I too love the title and would probably pick up the book to read the back cover and first few pages based on that alone.
But I agree with a lot of the feedback: that the opening feels forced; that brevity shouldn't be used as a selling point (even if it *might* be one); that telling me something is funny automatically makes it less funny.
The bio is one of your strongest paragraphs. Take a look at what is working there and extend that into the rest.
I think it's okay -- appealing, in fact -- to have some "common," identifiable examples among your stories. But then you should contrast that with some unique ones -- show us why we want to read THIS book rather than Chelsea Handler's or anyone else's.
Also, I'd like to get a better sense of YOU right from the start. Maybe that's part of what's making other commenters feel that this is too generic right now. I don't know how old you are, what your family is like, what your cultural background is, etc. Painting that picture would give me something -- someone -- to connect to, and thus make me more invested in their (your) stories.

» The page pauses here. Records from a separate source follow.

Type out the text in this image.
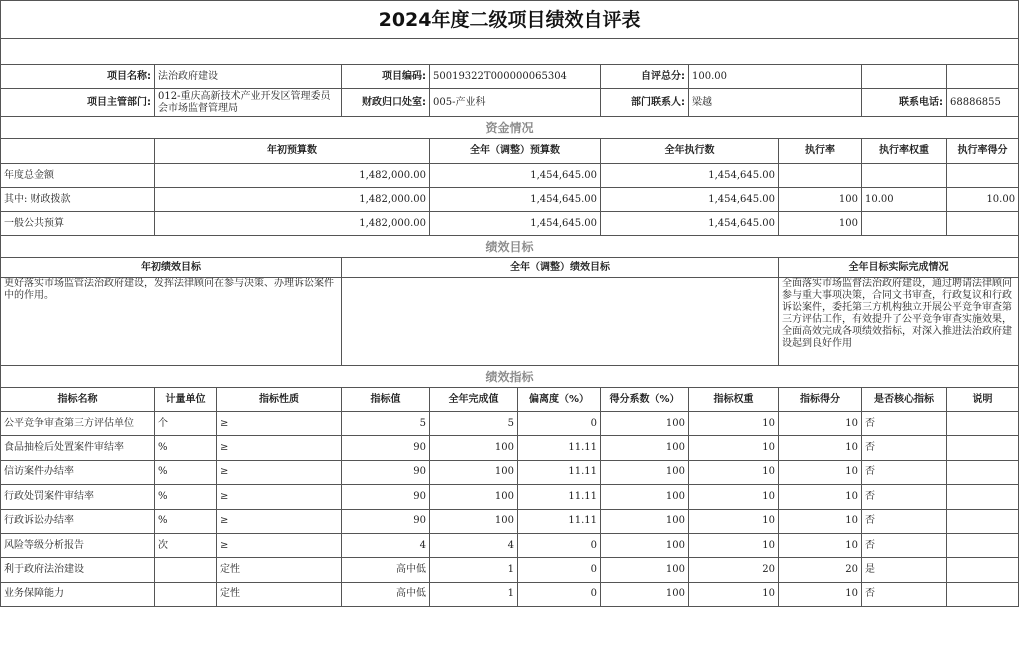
2024年度二级项目绩效自评表										

项目名称:	法治政府建设		项目编码:	50019322T000000065304		自评总分:	100.00			
项目主管部门:	012-重庆高新技术产业开发区管理委员会市场监督管理局		财政归口处室:	005-产业科		部门联系人:	梁越		联系电话:	68886855
资金情况										
	年初预算数			全年（调整）预算数		全年执行数		执行率	执行率权重	执行率得分
年度总金额	1,482,000.00			1,454,645.00		1,454,645.00				
其中: 财政拨款	1,482,000.00			1,454,645.00		1,454,645.00		100	10.00	10.00
一般公共预算	1,482,000.00			1,454,645.00		1,454,645.00		100		
绩效目标										
年初绩效目标			全年（调整）绩效目标					全年目标实际完成情况		
更好落实市场监管法治政府建设，发挥法律顾问在参与决策、办理诉讼案件中的作用。								全面落实市场监督法治政府建设，通过聘请法律顾问参与重大事项决策，合同文书审查，行政复议和行政诉讼案件，委托第三方机构独立开展公平竞争审查第三方评估工作，有效提升了公平竞争审查实施效果，全面高效完成各项绩效指标，对深入推进法治政府建设起到良好作用		
绩效指标										
指标名称	计量单位	指标性质	指标值	全年完成值	偏离度（%）	得分系数（%）	指标权重	指标得分	是否核心指标	说明
公平竞争审查第三方评估单位	个	≥	5	5	0	100	10	10	否	
食品抽检后处置案件审结率	%	≥	90	100	11.11	100	10	10	否	
信访案件办结率	%	≥	90	100	11.11	100	10	10	否	
行政处罚案件审结率	%	≥	90	100	11.11	100	10	10	否	
行政诉讼办结率	%	≥	90	100	11.11	100	10	10	否	
风险等级分析报告	次	≥	4	4	0	100	10	10	否	
利于政府法治建设		定性	高中低	1	0	100	20	20	是	
业务保障能力		定性	高中低	1	0	100	10	10	否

Great start, now it's time to sharpen! You've obviously got talent, so I'm sure you can knock this out of the park.
I really liked the bio and the title. However, as I feel the query shark would say, too much telling, not enough showing!
I don't want to be told it's funny, show me it's funny. Give us a glimpse of your humorous writing style.
That's how you'll win Query Wars
Since these are personal stories, one thing I advise you to do--particularly as it pertains to a query letter--is to step back and put your editorial hardhat on.
There are three people involved here: you the writer, you the editor, and you the main character. As the editor, you need to take a good hard look at that main character and make sure she's someone who is sympathetic to readers. What's funny from your perspective is not necessarily so from ours, because we don't know you and don't have a reason to take an interest in you or (ouch) sympathize. You're going to have to make yourself a sympathetic character/narrator in the same way that you'd use to craft one in a novel.
Remember, very few experiences are unique. Whether or not you sell will depend on your writer's voice (which as others have said, we need to see here), and whether you can persuade a reader that he or she actually wants to spend two hours with you and pay money for the privilege.
That title is a Work of F*****g Genius, and I would definitely take a look at this book based on that. But not on this query. The query needs to show more of the smartassery promised by that title, the bio, and the comparison to Chelsea Handler.
Good luck with this, because I think I would dig this book.
Am I missing something? What is the point of mentioning that you work at a place where someone else was nominated for a Pulitzer?
I didn't even realise the query was meant to be funny. I don't quite follow the first paragraph. What's the point? What is the conflict? Why should I even read it? It's not even remotely interesting.
I expected the second paragraph to elaborate on the book. That can't be it right? That's not enough to induce me to read. Sorry.
The problem is that Chelsea Handler was a celebrity in her own right well before she ever put pen to paper.
...and quite frankly, isn't all that funny.
I do like the title.
You should start the query with something funny happening. I write humor too and it isn't easy to portray in a query.